Put Your IRAs To Good Use
Tax-friendly options include taking withdrawals from a Roth IRA or Roth 401(k), as you don't pay taxes on distributions. Or using your HSA account (which comes with a high deductible health plan) as an investment account. HSAs are one of the rare accounts that is triple-tax-free. Money goes in tax free, grows tax free, and is taken out tax free. If possible, sock away the annual HSA maximum contribution every year (the max for families in 2022 is $7,300) and invest the money in growth investments for future use. In the meantime, pay out-of-pocket expenses with other accounts.
"You get a tax break every step of the way," said Morningstar's Benz. "It's a lovely account type for people who can cover copays and other expenses without dipping into their HSA."

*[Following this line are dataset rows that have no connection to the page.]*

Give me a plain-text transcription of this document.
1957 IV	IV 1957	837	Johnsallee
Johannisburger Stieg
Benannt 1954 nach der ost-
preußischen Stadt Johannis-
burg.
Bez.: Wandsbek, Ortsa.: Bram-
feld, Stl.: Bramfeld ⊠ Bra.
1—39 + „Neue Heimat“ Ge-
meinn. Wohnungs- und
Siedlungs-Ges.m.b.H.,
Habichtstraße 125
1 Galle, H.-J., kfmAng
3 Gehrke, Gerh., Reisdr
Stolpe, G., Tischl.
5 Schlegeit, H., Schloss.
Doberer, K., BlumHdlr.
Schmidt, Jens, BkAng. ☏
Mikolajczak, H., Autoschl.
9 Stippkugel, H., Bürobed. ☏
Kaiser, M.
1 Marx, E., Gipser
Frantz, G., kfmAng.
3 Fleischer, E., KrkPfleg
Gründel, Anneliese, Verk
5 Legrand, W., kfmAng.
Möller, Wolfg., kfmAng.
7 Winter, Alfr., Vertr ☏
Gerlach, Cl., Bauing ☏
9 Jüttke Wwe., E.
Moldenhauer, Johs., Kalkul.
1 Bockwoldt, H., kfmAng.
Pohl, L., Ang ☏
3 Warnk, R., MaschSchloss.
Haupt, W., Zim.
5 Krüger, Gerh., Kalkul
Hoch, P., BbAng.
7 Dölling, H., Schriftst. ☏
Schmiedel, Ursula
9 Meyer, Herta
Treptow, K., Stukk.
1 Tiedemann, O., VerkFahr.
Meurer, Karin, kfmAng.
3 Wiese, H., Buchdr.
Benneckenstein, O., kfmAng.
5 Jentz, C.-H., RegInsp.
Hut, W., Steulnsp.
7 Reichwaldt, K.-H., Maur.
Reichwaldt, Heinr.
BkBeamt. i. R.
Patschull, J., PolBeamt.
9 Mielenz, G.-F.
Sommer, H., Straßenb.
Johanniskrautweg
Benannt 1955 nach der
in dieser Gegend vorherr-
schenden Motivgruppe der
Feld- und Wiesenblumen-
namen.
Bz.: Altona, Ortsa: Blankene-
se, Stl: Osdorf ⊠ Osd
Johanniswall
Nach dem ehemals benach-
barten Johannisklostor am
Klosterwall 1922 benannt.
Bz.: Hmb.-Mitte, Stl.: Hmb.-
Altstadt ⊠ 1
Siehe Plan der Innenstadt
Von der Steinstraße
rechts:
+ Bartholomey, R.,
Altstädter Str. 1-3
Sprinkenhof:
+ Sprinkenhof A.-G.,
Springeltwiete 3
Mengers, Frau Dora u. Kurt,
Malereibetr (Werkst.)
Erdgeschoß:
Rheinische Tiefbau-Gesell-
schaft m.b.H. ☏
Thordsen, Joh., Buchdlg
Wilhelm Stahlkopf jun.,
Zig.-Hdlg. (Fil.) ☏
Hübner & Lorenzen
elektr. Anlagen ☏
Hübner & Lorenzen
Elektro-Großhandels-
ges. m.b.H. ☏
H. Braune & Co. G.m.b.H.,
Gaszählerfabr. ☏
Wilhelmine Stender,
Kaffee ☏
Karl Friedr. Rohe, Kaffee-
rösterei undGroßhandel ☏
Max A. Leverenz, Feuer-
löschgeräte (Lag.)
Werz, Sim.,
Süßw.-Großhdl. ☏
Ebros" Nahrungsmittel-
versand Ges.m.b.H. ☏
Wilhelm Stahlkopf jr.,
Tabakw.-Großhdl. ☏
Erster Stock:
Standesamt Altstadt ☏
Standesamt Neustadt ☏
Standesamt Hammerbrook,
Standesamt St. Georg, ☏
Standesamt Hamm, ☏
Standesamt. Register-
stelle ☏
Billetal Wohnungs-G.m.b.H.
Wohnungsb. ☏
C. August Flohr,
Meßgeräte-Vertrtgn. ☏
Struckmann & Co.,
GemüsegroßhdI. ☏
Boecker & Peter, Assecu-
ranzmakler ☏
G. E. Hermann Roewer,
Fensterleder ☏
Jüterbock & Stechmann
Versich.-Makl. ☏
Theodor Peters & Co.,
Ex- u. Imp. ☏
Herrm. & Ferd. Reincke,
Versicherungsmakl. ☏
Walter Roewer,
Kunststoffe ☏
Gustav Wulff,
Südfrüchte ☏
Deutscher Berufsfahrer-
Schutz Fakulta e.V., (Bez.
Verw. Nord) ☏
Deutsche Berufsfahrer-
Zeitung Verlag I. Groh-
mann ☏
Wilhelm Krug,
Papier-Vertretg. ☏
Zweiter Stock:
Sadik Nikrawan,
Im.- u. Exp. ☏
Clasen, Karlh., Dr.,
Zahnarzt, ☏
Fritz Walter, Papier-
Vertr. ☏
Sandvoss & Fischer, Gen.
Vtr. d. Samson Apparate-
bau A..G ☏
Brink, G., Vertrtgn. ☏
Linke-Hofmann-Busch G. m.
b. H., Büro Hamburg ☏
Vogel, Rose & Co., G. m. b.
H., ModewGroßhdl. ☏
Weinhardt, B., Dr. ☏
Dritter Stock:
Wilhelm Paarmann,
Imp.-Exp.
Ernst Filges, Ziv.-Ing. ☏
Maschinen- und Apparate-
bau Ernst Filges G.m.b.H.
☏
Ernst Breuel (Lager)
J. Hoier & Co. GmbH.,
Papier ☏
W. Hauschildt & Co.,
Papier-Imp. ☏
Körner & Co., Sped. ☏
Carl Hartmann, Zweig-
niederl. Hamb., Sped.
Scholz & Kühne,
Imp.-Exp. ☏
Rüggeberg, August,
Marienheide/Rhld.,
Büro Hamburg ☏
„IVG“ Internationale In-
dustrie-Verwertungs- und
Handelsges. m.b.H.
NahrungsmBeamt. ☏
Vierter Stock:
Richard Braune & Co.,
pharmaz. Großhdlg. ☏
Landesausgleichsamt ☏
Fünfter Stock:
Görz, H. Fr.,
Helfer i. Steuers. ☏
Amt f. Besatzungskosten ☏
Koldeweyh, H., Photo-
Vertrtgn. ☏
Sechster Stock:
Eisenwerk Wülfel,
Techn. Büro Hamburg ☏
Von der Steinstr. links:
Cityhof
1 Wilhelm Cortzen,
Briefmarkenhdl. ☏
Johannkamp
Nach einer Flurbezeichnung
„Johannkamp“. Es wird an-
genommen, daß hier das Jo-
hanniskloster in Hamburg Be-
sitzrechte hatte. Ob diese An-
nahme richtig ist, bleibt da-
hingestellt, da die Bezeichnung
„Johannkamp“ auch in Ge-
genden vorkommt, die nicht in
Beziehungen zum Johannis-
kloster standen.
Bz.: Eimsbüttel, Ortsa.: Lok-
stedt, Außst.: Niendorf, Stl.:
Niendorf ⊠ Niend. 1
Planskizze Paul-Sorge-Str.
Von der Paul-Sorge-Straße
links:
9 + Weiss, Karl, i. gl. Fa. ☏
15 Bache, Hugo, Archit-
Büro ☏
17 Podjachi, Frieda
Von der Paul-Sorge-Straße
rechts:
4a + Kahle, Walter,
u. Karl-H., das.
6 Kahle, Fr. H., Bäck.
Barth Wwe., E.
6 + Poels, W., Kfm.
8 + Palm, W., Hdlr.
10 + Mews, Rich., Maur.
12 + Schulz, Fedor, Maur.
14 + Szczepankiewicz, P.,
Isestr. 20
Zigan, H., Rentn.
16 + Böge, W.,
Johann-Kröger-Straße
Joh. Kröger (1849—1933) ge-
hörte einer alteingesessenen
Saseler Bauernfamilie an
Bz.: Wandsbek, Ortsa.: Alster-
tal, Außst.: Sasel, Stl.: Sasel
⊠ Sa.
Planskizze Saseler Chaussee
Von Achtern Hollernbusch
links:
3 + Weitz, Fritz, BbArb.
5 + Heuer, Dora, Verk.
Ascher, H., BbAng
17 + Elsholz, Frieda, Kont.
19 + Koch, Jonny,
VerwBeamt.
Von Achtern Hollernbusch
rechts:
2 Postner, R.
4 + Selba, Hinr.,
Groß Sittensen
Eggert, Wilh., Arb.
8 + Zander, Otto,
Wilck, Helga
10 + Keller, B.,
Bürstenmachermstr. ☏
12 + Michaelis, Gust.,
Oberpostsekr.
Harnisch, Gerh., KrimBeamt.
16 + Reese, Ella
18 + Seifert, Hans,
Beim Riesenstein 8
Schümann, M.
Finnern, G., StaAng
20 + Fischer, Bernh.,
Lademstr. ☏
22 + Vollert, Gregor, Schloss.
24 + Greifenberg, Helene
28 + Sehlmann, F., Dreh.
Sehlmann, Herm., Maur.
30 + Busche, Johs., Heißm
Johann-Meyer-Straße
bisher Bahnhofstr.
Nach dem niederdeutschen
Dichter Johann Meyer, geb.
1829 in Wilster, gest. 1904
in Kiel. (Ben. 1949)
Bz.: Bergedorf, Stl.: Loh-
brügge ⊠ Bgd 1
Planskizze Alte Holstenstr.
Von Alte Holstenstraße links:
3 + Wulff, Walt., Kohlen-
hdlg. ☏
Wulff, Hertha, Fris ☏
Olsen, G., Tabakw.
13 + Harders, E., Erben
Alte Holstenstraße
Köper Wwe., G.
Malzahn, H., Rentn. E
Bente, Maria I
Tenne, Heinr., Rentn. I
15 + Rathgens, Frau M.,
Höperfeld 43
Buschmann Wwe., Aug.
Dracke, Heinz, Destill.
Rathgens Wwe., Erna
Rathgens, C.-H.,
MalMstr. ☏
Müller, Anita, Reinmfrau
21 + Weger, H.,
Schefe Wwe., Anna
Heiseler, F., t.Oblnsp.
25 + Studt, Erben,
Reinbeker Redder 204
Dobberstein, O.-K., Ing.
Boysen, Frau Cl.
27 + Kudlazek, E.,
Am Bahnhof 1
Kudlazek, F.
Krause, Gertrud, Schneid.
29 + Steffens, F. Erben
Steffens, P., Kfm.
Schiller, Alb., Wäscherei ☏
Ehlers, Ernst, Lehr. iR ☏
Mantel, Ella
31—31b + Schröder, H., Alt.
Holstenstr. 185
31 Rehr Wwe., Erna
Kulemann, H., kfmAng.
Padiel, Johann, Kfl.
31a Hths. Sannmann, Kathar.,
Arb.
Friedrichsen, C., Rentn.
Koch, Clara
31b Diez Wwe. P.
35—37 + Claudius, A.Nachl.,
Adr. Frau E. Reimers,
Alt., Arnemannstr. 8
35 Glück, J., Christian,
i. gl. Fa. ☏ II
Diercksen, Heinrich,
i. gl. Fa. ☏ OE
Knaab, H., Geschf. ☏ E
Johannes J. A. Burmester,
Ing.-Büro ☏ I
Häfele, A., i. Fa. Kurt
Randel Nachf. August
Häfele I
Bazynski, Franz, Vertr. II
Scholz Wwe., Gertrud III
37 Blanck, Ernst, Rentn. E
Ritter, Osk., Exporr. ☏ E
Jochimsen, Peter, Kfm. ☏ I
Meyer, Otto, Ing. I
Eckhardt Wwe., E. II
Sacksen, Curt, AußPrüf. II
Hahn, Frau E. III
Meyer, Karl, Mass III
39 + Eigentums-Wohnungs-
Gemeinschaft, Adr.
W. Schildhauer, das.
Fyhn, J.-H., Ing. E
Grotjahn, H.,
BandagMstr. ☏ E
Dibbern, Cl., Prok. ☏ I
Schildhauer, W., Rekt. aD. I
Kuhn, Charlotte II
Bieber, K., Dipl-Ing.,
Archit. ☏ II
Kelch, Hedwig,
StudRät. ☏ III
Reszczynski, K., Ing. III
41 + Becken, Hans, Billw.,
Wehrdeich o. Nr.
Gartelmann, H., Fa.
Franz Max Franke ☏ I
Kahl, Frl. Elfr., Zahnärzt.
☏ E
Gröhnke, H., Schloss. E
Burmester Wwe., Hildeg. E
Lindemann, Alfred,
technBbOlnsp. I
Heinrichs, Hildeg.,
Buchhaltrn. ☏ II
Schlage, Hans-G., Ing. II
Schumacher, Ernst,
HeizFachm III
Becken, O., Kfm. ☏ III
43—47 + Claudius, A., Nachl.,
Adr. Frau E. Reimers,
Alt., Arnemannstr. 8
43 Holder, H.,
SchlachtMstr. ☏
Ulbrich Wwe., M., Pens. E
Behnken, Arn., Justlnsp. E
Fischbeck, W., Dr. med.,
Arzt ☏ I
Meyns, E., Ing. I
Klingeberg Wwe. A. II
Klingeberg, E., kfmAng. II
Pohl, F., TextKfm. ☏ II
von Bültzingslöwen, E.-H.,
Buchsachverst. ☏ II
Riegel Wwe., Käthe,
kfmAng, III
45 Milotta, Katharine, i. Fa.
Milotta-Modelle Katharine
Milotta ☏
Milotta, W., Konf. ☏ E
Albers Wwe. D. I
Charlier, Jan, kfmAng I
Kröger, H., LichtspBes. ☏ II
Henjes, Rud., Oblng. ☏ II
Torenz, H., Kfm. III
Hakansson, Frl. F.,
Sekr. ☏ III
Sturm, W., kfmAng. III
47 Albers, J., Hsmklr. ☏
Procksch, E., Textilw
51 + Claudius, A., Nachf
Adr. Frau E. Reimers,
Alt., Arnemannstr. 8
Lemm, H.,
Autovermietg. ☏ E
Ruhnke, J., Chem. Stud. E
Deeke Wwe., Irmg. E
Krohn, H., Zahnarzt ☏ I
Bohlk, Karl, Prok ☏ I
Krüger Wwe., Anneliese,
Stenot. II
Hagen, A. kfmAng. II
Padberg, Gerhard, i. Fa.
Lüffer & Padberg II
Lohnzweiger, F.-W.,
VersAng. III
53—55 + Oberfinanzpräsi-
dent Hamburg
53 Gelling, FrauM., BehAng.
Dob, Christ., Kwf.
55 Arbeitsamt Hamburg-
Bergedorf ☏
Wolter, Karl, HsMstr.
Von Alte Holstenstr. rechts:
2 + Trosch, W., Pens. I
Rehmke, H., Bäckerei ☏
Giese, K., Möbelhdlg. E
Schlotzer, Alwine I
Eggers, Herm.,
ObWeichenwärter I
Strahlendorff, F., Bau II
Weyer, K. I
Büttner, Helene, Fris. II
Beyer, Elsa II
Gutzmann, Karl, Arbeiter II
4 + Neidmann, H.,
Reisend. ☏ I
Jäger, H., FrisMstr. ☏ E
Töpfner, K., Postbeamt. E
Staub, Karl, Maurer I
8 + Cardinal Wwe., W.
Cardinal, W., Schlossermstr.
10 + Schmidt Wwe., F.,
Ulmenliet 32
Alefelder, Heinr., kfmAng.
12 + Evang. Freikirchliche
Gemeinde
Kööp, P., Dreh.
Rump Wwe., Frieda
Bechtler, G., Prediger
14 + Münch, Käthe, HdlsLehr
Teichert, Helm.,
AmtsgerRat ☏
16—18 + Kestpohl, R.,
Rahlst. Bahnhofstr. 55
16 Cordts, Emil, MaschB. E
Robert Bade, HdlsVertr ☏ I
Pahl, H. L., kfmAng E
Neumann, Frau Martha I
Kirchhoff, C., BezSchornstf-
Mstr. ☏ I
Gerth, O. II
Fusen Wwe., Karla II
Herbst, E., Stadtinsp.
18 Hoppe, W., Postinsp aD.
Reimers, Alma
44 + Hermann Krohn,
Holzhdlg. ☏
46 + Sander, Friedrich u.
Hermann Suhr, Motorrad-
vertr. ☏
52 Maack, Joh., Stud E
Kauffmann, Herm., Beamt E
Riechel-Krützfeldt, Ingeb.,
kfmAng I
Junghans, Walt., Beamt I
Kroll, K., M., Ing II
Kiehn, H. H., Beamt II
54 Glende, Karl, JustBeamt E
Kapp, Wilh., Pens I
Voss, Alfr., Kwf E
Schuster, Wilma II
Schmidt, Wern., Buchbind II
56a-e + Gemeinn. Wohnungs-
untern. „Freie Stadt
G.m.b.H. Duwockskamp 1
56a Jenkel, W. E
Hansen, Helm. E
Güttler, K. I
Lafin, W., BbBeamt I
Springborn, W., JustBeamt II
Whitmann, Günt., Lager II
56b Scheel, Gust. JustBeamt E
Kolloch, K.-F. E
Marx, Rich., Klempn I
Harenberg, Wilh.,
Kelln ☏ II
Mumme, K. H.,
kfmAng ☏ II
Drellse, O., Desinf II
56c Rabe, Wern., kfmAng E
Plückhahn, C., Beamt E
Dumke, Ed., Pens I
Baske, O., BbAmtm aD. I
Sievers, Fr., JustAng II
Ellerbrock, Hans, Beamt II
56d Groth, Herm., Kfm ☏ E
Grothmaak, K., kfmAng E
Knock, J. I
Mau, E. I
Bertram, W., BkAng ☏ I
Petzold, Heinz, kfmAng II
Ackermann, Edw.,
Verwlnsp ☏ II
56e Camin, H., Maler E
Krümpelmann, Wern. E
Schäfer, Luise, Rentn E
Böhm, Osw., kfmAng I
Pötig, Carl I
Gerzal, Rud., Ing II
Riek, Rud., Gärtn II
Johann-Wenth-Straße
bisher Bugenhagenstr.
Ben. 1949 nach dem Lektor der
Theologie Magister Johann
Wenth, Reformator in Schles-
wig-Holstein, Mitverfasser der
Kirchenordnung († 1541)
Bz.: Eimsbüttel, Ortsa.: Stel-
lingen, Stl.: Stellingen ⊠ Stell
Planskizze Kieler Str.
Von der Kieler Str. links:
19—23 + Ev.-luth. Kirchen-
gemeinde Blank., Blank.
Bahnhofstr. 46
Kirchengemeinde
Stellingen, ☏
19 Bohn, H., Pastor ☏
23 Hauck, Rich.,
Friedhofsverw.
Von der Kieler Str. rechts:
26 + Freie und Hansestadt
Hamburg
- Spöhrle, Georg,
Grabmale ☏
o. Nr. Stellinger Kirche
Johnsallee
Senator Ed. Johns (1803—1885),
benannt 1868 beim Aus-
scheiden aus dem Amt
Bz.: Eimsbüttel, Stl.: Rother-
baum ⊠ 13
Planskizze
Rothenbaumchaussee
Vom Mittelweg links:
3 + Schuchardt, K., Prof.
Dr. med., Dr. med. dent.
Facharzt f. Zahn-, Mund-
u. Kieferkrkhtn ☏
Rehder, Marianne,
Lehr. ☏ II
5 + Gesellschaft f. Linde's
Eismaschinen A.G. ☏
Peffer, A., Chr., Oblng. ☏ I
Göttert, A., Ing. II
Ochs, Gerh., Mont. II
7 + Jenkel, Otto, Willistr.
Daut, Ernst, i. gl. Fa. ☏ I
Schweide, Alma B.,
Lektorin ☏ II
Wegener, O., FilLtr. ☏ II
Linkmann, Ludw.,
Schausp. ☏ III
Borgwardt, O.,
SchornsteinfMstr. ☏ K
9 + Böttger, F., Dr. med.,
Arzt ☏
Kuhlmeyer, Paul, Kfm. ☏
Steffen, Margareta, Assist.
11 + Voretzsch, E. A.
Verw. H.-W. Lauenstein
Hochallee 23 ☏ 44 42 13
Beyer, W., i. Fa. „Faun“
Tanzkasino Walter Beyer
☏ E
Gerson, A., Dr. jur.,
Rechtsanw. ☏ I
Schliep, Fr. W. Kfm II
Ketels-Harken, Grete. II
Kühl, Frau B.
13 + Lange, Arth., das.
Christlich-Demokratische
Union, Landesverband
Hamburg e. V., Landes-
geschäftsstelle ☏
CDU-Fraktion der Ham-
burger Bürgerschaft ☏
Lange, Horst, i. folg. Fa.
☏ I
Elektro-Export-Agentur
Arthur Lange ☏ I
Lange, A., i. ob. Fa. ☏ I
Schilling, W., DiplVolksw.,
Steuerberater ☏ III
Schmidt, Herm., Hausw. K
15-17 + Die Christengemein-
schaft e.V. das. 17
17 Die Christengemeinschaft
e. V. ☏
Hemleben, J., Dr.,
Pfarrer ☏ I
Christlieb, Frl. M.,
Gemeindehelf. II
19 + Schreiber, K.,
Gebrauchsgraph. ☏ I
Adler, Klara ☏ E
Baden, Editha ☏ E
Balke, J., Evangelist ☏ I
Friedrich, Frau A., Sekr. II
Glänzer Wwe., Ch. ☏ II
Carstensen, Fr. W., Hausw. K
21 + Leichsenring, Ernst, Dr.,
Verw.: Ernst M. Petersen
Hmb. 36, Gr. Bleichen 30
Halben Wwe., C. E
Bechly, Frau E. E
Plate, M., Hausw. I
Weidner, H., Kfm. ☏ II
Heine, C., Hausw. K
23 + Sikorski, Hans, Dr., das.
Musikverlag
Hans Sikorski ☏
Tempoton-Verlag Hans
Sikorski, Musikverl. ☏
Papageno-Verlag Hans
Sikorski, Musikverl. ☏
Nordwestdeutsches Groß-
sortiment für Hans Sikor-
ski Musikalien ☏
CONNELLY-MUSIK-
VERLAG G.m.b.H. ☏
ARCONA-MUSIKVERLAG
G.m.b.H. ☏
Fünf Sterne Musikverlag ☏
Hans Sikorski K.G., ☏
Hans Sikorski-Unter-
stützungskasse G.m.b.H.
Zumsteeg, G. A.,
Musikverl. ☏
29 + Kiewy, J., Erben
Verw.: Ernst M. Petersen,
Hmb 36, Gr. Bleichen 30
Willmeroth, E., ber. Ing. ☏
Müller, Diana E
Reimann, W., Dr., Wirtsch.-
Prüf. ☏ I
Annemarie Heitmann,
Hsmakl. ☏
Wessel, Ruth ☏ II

If you don't have a Roth IRA, now might be a good time to do a conversion, adds Maier. The reason: with stock prices much lower due to the big correction, the taxes you'll pay now to do the conversion are likely less than they were at the market top in early January.
In general, you'll benefit from having a balanced portfolio that will allow you to tap easy-to-access cash when needed but also have money growing in stocks for future health care outlays, says Benz.